Faits divers
TRIBUNAL DE CHALON - Condamné le 21 juillet... il est à nouveau dans le box le 28 juillet
Par Florence SAINT-ARROMAN
Publié le 31 Juillet 2022 à 08h38
Condamné en comparution immédiate le 21 juillet, soit jeudi dernier, cet homme est de nouveau dans le box à l’audience du 28 juillet. Jeudi dernier, ITT de 3 jours pour madame. Ce jeudi, 10 jours ITT. Ça craint.
Tout au long de l’instruction menée par la présidente Verger, on se dit que vraiment c’est tout un système familial qui va mal. Il est difficile de s’arracher du terreau familial, que ça soit le terreau originaire ou celui qu’on a ensuite choisi, qui ressemble parfois/souvent furieusement au premier, parce qu’il est difficile, oui, de devenir indépendant et d’aller vivre ce qu’on a envie de vivre. Et quand les accroches sont toxiques des deux côtés, doublées d’un mode de vie délétère, on y est comme dans un bain dont on ne sait plus se passer. On y souffre, mais c’est si bon (résumé). Et puis sait-on vivre autrement qu’en dehors de ces jeux relationnels malsains, sait-on vivre sans s’alcooliser, sait-on vivre sans frapper quand on a bu ?
« Je lui ai dit : mets-le dans l’ascenseur, avec une gamelle. Et puis finalement… »
Famille qui va mal, violence au sein du foyer. Leur fils (ils en ont deux) âgé de 5 ans assiste aux deux dernières scènes (ne doutons pas qu’il y en eut d’autres). La première s’est déroulée au domicile. Le père, 42 ans, est condamné à un sursis probatoire pendant 2 ans avec une interdiction de contact et de paraître au domicile de sa conjointe. Jeudi dernier, après l’audience, il sort donc de prison, où il était placé en détention provisoire. Il n’a nulle part où dormir, il va chercher son véhicule... en bas de l’immeuble. Ses fils lui font coucou par une fenêtre. Du parking il demande qu’on lui passe la Switch et puis il voudrait avoir le chien avec lui. « Je lui ai dit : mets-le dans l’ascenseur, avec une gamelle. Et puis finalement elle est sortie de l’ascenseur avec le chien. »

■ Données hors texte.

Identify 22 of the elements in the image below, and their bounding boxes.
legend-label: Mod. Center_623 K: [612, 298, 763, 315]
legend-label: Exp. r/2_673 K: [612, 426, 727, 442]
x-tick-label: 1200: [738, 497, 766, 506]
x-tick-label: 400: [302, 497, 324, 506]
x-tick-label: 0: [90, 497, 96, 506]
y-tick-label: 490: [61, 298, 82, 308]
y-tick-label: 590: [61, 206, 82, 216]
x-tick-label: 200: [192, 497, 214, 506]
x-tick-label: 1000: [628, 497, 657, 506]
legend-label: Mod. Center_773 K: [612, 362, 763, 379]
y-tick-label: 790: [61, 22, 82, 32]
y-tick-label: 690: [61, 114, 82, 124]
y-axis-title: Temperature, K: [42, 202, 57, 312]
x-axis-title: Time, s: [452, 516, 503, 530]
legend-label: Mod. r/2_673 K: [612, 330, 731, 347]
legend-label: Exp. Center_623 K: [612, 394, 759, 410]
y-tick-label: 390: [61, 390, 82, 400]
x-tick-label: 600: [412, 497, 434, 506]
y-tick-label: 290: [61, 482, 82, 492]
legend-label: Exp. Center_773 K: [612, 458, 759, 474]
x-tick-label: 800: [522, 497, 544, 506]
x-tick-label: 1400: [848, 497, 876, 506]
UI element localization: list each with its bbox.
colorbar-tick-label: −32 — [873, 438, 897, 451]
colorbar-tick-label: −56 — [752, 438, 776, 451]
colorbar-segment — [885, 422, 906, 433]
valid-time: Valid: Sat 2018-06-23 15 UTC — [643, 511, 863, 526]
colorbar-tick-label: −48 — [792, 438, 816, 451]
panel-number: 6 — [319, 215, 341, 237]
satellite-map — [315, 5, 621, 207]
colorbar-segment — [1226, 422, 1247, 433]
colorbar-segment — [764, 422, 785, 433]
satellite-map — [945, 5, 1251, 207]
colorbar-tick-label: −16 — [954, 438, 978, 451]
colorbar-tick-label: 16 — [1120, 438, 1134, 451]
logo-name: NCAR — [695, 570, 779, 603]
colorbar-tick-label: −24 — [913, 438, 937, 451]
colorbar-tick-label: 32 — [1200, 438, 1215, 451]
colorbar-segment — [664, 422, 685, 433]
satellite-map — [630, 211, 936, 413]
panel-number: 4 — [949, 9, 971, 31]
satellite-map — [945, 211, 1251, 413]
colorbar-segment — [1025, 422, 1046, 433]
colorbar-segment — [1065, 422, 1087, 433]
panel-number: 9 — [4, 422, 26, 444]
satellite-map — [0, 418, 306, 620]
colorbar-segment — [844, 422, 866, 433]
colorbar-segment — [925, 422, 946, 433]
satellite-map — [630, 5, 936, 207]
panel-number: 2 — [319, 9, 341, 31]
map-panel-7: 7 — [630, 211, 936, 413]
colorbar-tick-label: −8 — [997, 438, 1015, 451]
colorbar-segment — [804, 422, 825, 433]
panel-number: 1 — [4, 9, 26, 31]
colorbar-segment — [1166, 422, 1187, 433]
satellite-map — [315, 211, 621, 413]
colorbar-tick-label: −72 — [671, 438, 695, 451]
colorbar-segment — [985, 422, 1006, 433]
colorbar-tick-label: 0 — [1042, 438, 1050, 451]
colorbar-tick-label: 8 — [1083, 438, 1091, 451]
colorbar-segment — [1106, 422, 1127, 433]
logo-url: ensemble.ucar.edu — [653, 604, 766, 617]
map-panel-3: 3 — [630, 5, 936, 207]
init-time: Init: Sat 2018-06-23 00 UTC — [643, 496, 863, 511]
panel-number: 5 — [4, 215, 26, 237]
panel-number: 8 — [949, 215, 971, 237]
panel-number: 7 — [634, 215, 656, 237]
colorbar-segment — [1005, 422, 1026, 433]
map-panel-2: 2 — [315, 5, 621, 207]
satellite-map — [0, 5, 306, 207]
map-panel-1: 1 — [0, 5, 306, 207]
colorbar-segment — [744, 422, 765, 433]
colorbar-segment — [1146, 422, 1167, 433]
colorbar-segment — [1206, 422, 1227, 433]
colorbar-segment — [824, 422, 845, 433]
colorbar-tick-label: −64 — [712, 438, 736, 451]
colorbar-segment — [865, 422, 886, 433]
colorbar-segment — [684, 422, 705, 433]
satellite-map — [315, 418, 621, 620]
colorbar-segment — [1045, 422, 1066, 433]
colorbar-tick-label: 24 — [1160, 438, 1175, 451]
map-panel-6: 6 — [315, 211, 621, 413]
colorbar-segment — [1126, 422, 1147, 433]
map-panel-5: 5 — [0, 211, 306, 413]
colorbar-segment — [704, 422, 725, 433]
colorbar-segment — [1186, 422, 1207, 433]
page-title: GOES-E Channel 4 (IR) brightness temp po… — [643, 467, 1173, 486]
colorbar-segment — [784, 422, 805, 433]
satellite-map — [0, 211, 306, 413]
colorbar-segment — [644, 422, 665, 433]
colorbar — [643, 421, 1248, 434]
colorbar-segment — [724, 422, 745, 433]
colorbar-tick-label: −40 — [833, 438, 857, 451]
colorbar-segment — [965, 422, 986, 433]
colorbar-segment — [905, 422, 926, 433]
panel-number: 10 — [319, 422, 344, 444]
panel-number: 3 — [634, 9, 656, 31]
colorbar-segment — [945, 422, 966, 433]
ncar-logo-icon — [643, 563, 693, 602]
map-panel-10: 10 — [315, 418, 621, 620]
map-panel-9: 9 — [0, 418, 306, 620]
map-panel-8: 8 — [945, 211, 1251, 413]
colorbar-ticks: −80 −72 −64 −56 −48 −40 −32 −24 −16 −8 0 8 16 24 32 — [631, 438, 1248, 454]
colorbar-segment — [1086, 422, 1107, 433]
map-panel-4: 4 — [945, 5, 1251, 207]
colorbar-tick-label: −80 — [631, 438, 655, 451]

Petit spectateur impuissant, effrayé, des violences entre ses parents
Ils ont créé « un faux compte Instagram » (entendre : sous une identité factice dans l’espoir d’échapper aux radars, vu qu’ils enfreignaient alors l’interdiction de contact), ils se sont beaucoup parlé au téléphone, et puis, le 26 juillet, il était au bord du lac à Saint-Marcel et madame s’est pointée avec leur fils de 5 ans. Dispute. Il est violent, physiquement, à nouveau, puis leurs versions diffèrent. Elle dit qu’il l’a volontairement percutée avec sa voiture, là heurtant à la jambe, il dit que c’était involontaire. En attendant, leur fils est encore une fois le spectateur impuissant, effrayé, des violences entre ses parents, et c’est une catastrophe, comme le souligne la vice-procureur à l’intention du prévenu : « Le petit a vu son père percuter sa mère avec la voiture, la frapper, l’étrangler contre un mur. C’est un petit garçon qui risque de mal comprendre des choses de la vie. » Sûr que la vie relationnelle part sur des bases perverties.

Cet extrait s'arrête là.